Engineering Workflow

Building a programming language with AI agents

2 min read By Yaser Alnajjar

I built a compiled programming language with AI agents, but not by letting them run wild.

The difference between a demo and a production-ready system is process. This post covers the exact workflow I used to build Sifr, where it worked, where it failed, and what I would do differently if I started again.

Why most agent-driven projects collapse

Most AI coding experiments fail for predictable reasons:

  • Too much code is generated before architecture is stable
  • The same agent writes and “reviews” changes
  • PRs become hard to reason about
  • Context drifts and regressions sneak in

The fix is not a better prompt. The fix is engineering structure.

The project target

Sifr is designed with three goals:

  • Python-like syntax and readability
  • Compilation to Rust for performance and safety
  • A strict static type system with ownership-oriented semantics

That means the system is more than a parser. It includes a full pipeline:

  • Lexer
  • Parser + AST
  • Semantic analysis and HIR
  • Type checking
  • Code generation
  • Tooling and runtime integration

For a project at this scope, agent discipline matters more than raw model quality.

The operating model: architect + specialist agents

I used a role-based model instead of one general-purpose agent.

  • Architect (human): sets constraints, sequencing, acceptance criteria
  • Implementer agent: writes code for a narrowly scoped task
  • Reviewer agent: audits behavior, tests, and risks
  • Judge agent: performs phase-level quality gates

The most important rule: the implementer and reviewer are always different.

The task loop that made this work

Every unit of work followed the same lifecycle:

  1. Draft task with clear scope and acceptance criteria
  2. Place in backlog and refine dependency order
  3. Implement in a focused PR
  4. Review with a separate agent
  5. Run local validation
  6. Merge only after passing checks

This sounds simple, but consistency is what prevents chaos.

PRDS before epics

For larger features, no coding starts immediately.

Each epic begins with a PRDS document (product requirements + solution design):

  • Problem statement
  • Non-goals
  • Architecture changes
  • Data and API impact
  • Validation strategy
  • Rollout and risk notes

This changed everything.

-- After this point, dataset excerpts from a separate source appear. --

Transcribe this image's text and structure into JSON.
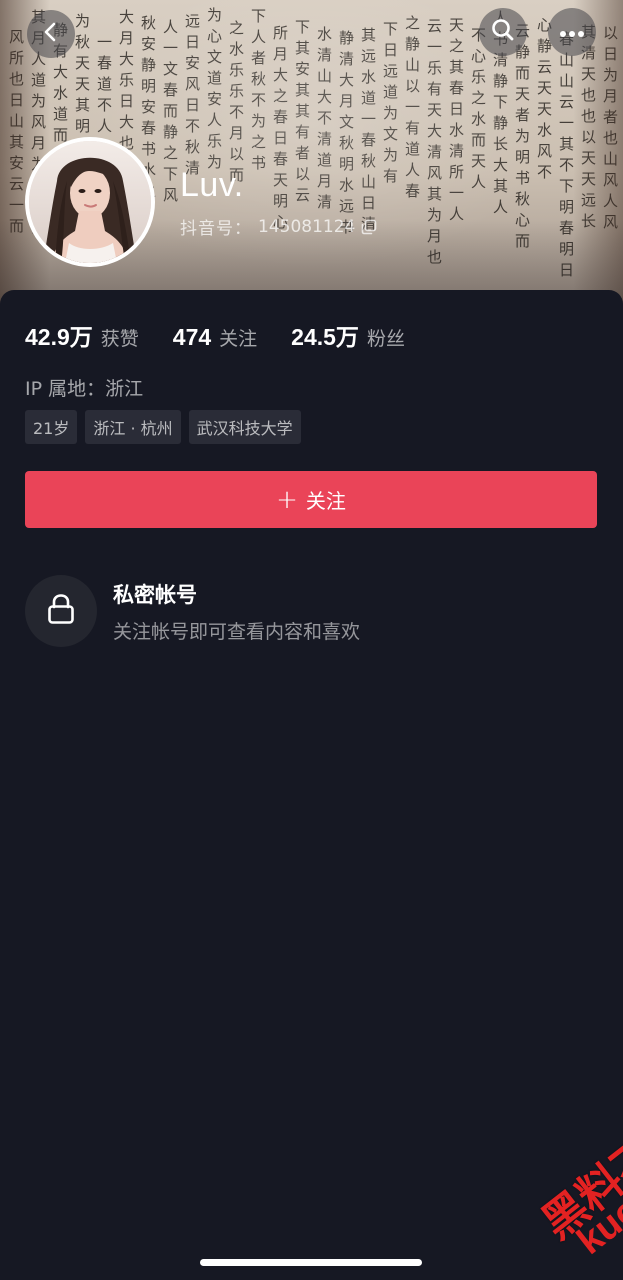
{
  "header": {
    "back_icon": "chevron-left-icon",
    "search_icon": "search-icon",
    "more_icon": "more-horizontal-icon"
  },
  "profile": {
    "nickname": "Luv.",
    "douyin_id_label": "抖音号：",
    "douyin_id_value": "145081124",
    "copy_icon": "copy-icon"
  },
  "stats": [
    {
      "value": "42.9万",
      "label": "获赞"
    },
    {
      "value": "474",
      "label": "关注"
    },
    {
      "value": "24.5万",
      "label": "粉丝"
    }
  ],
  "ip_location": "IP 属地：浙江",
  "tags": [
    "21岁",
    "浙江 · 杭州",
    "武汉科技大学"
  ],
  "follow_button": {
    "plus": "+",
    "label": "关注"
  },
  "private_account": {
    "icon": "lock-icon",
    "title": "私密帐号",
    "subtitle": "关注帐号即可查看内容和喜欢"
  },
  "watermark": {
    "cn": "黑料不打烊",
    "en": "kuoo.cn"
  },
  "colors": {
    "background": "#161823",
    "accent": "#ea4458",
    "tag_bg": "#2a2c37"
  }
}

Reviewing design upfront is faster and safer than reviewing dozens of reactive fixes later.

Sequential phases beat parallel entropy

A compiler has strong dependency chains. If you parallelize too early, you create contradictory assumptions.

I organized work into explicit phases and only moved forward when the current phase was stable. Foundations first, then feature depth.

Examples:

  • Phase 1: Core compiler infrastructure
  • Phase 2: Type system foundations
  • Phase 3: Error reporting and diagnostics
  • Later phases: Generics, advanced inference, optimization passes

This reduced rework and kept each phase testable.

Validation strategy

Each task had required local checks, and each phase had broader audits.

Task-level checks:

  • Unit tests for touched behavior
  • Integration tests for affected pipeline stages
  • Fast smoke demos for critical user flows

Phase-level checks:

  • Judge-agent review of architecture drift
  • Regression scan against previously completed phases
  • Demo scripts to prove milestone behavior end-to-end

If a phase failed review, it went back to planning instead of patching blindly.

What worked especially well

  • Small, reviewable PRs with explicit acceptance criteria
  • Separate implementation and review responsibilities
  • Upfront design docs for complex work
  • Strict phase sequencing for dependency-heavy systems
  • Frequent local validation instead of relying on CI feedback loops

What failed and how I corrected it

Early on, I let tasks become too broad. That created noisy diffs and fragile reviews.

Correction:

  • Split large tasks into smaller contracts
  • Tighten “definition of done” per task
  • Reject PRs that mix unrelated concerns

Another recurring issue was optimistic assumptions in generated code.

Correction:

  • Require explicit invariants in task descriptions
  • Add negative tests for failure paths, not only happy paths

Practical template you can reuse

If you want to run agents on a serious codebase, start with this:

  1. Use planning artifacts before coding (at least for epics)
  2. Keep one concern per PR
  3. Use different agents for implementation and review
  4. Require local test validation before merge
  5. Add periodic “judge” reviews to detect drift
  6. Prefer phase progression over unbounded parallel work

Final takeaway

AI agents can dramatically accelerate delivery, but only if you enforce software engineering discipline.

The leverage comes from orchestration, not autonomy. Treat agents as specialists in a controlled workflow, and you can ship ambitious systems with quality still intact.